Hey folks,
I’m trying to send about 40k tokens or so, way less than what is permitted (1m) for gemini 2.0, and am seemingly having that break with the following websocket exception:
E websockets.exceptions.ConnectionClosedError: received 1007 (invalid frame payload data) Request trace id: ffa37544583b21f9, [ORIGINAL ERROR] generic::invalid_argument: Input request contains (44599) tokens, whic; then sent 1007 (invalid frame payload data) Request trace id: ffa37544583b21f9, [ORIGINAL ERROR] generic::invalid_argument: Input request contains (44599) tokens, whic
The code works, I can take the same logic and supply less content and get what I want.
The logic is fairly simple, and expects an audio output that we then stream and play as needed. Code below. Any thoughts as to why this is failing?
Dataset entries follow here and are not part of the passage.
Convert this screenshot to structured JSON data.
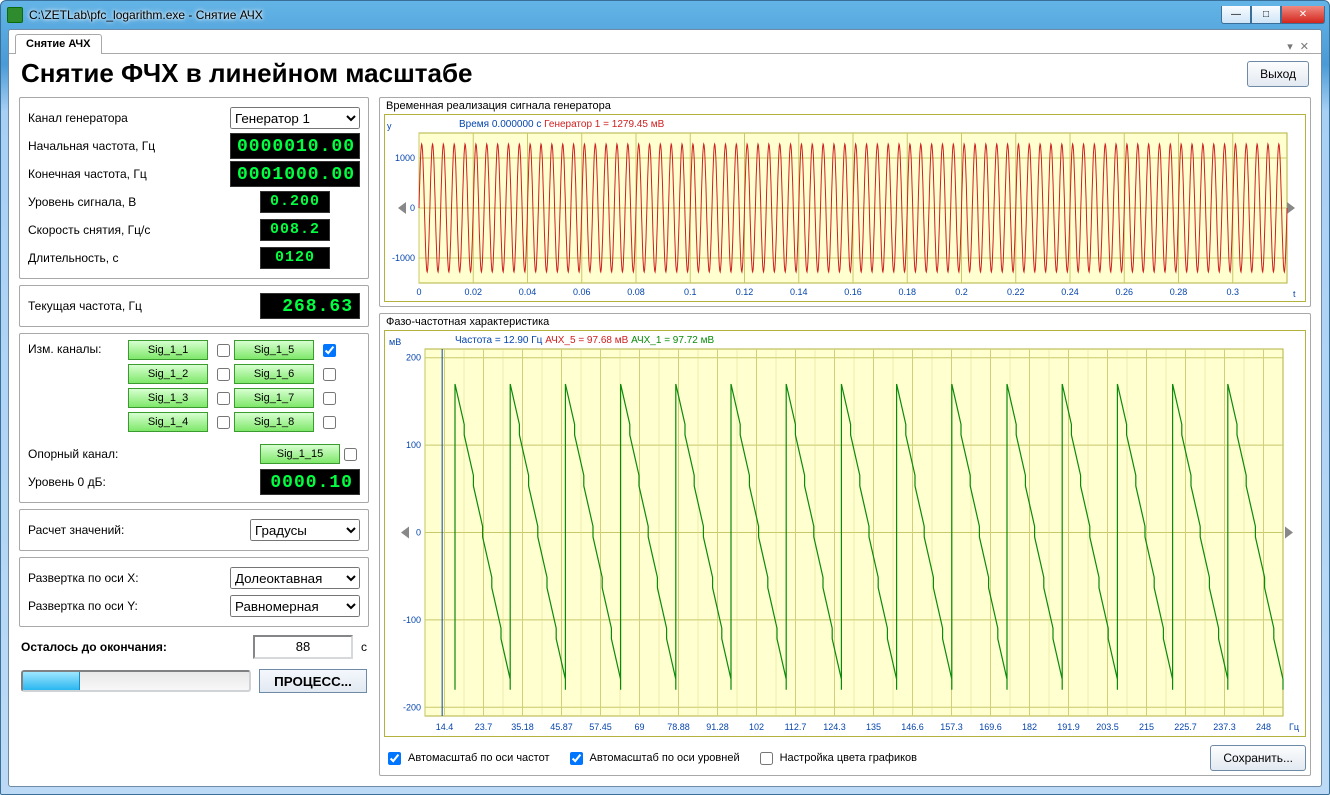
{
  "window": {
    "title": "C:\\ZETLab\\pfc_logarithm.exe - Снятие АЧХ"
  },
  "tab": {
    "label": "Снятие АЧХ"
  },
  "header": {
    "title": "Снятие ФЧХ в линейном масштабе",
    "exit_label": "Выход"
  },
  "params": {
    "channel_label": "Канал генератора",
    "channel_value": "Генератор 1",
    "f_start_label": "Начальная частота, Гц",
    "f_start_value": "0000010.00",
    "f_end_label": "Конечная частота, Гц",
    "f_end_value": "0001000.00",
    "level_label": "Уровень сигнала, В",
    "level_value": "0.200",
    "speed_label": "Скорость снятия, Гц/с",
    "speed_value": "008.2",
    "dur_label": "Длительность, с",
    "dur_value": "0120"
  },
  "current": {
    "label": "Текущая частота, Гц",
    "value": "268.63"
  },
  "channels": {
    "label": "Изм. каналы:",
    "list": [
      "Sig_1_1",
      "Sig_1_2",
      "Sig_1_3",
      "Sig_1_4",
      "Sig_1_5",
      "Sig_1_6",
      "Sig_1_7",
      "Sig_1_8"
    ],
    "checked_index": 4,
    "ref_label": "Опорный канал:",
    "ref_value": "Sig_1_15",
    "zero_label": "Уровень 0 дБ:",
    "zero_value": "0000.10"
  },
  "calc": {
    "label": "Расчет значений:",
    "value": "Градусы"
  },
  "sweep": {
    "x_label": "Развертка по оси X:",
    "x_value": "Долеоктавная",
    "y_label": "Развертка по оси Y:",
    "y_value": "Равномерная"
  },
  "remaining": {
    "label": "Осталось до окончания:",
    "value": "88",
    "unit": "с"
  },
  "process_btn": "ПРОЦЕСС...",
  "chart_top": {
    "title": "Временная реализация сигнала генератора",
    "legend_time": "Время 0.000000 с",
    "legend_gen": "Генератор 1 = 1279.45 мВ",
    "legend_gen_color": "#d02020",
    "y_label": "y",
    "x_label": "t",
    "line_color": "#d02020",
    "background_color": "#ffffd0",
    "grid_color": "#c8c86a",
    "y_ticks": [
      -1000,
      0,
      1000
    ],
    "x_ticks": [
      0,
      0.02,
      0.04,
      0.06,
      0.08,
      0.1,
      0.12,
      0.14,
      0.16,
      0.18,
      0.2,
      0.22,
      0.24,
      0.26,
      0.28,
      0.3
    ],
    "amplitude": 1280,
    "ylim": [
      -1500,
      1500
    ],
    "cycles": 80
  },
  "chart_bottom": {
    "title": "Фазо-частотная характеристика",
    "legend_freq": "Частота = 12.90 Гц",
    "legend_a5": "АЧХ_5 = 97.68 мВ",
    "legend_a5_color": "#d02020",
    "legend_a1": "АЧХ_1 = 97.72 мВ",
    "legend_a1_color": "#0a8a0a",
    "y_label": "мВ",
    "x_label": "Гц",
    "line_color": "#0a8a0a",
    "background_color": "#ffffd0",
    "grid_color": "#c8c86a",
    "y_ticks": [
      -200,
      -100,
      0,
      100,
      200
    ],
    "ylim": [
      -210,
      210
    ],
    "x_ticks_labels": [
      "14.4",
      "23.7",
      "35.18",
      "45.87",
      "57.45",
      "69",
      "78.88",
      "91.28",
      "102",
      "112.7",
      "124.3",
      "135",
      "146.6",
      "157.3",
      "169.6",
      "182",
      "191.9",
      "203.5",
      "215",
      "225.7",
      "237.3",
      "248"
    ],
    "sawtooth_start_x": 0.035,
    "sawtooth_cycles": 15,
    "sawtooth_high": 170,
    "sawtooth_low": -180
  },
  "bottom_controls": {
    "autoscale_x": "Автомасштаб по оси частот",
    "autoscale_y": "Автомасштаб по оси уровней",
    "colors": "Настройка цвета графиков",
    "save": "Сохранить...",
    "autoscale_x_checked": true,
    "autoscale_y_checked": true,
    "colors_checked": false
  }
}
config = genai.types.LiveConnectConfig(
response_modalities=["AUDIO"],
system_instruction=genai.types.Content(
parts=[genai.types.Part(text=system_prompt)]
),
generation_config=genai.types.GenerationConfig(
temperature=self.settings.genai_model_temperature,
max_output_tokens=8192,
),
speech_config=genai.types.SpeechConfig(
voice_config=genai.types.VoiceConfig(
prebuilt_voice_config=genai.types.PrebuiltVoiceConfig(
voice_name=VOICES[0]
),
),
),
)
async with self.client.aio.live.connect(
model=self.settings.genai_model_name, config=config
) as session:
await session.send(combined_prompt, end_of_turn=True)
audio_data=[]
async for response in session.receive():
if not response.server_content.turn_complete:
for part in response.server_content.model_turn.parts:
if part.inline_data and part.inline_data.data:
audio_data.append(np.frombuffer(chunk, dtype="int16"))
with sd.OutputStream(samplerate=24000, channels=1, dtype="int16") as stream:
stream.write(np.concatenate(audio_data))
The goal is to improve the audio for CustomPod as the audio 2.0 has is incredible.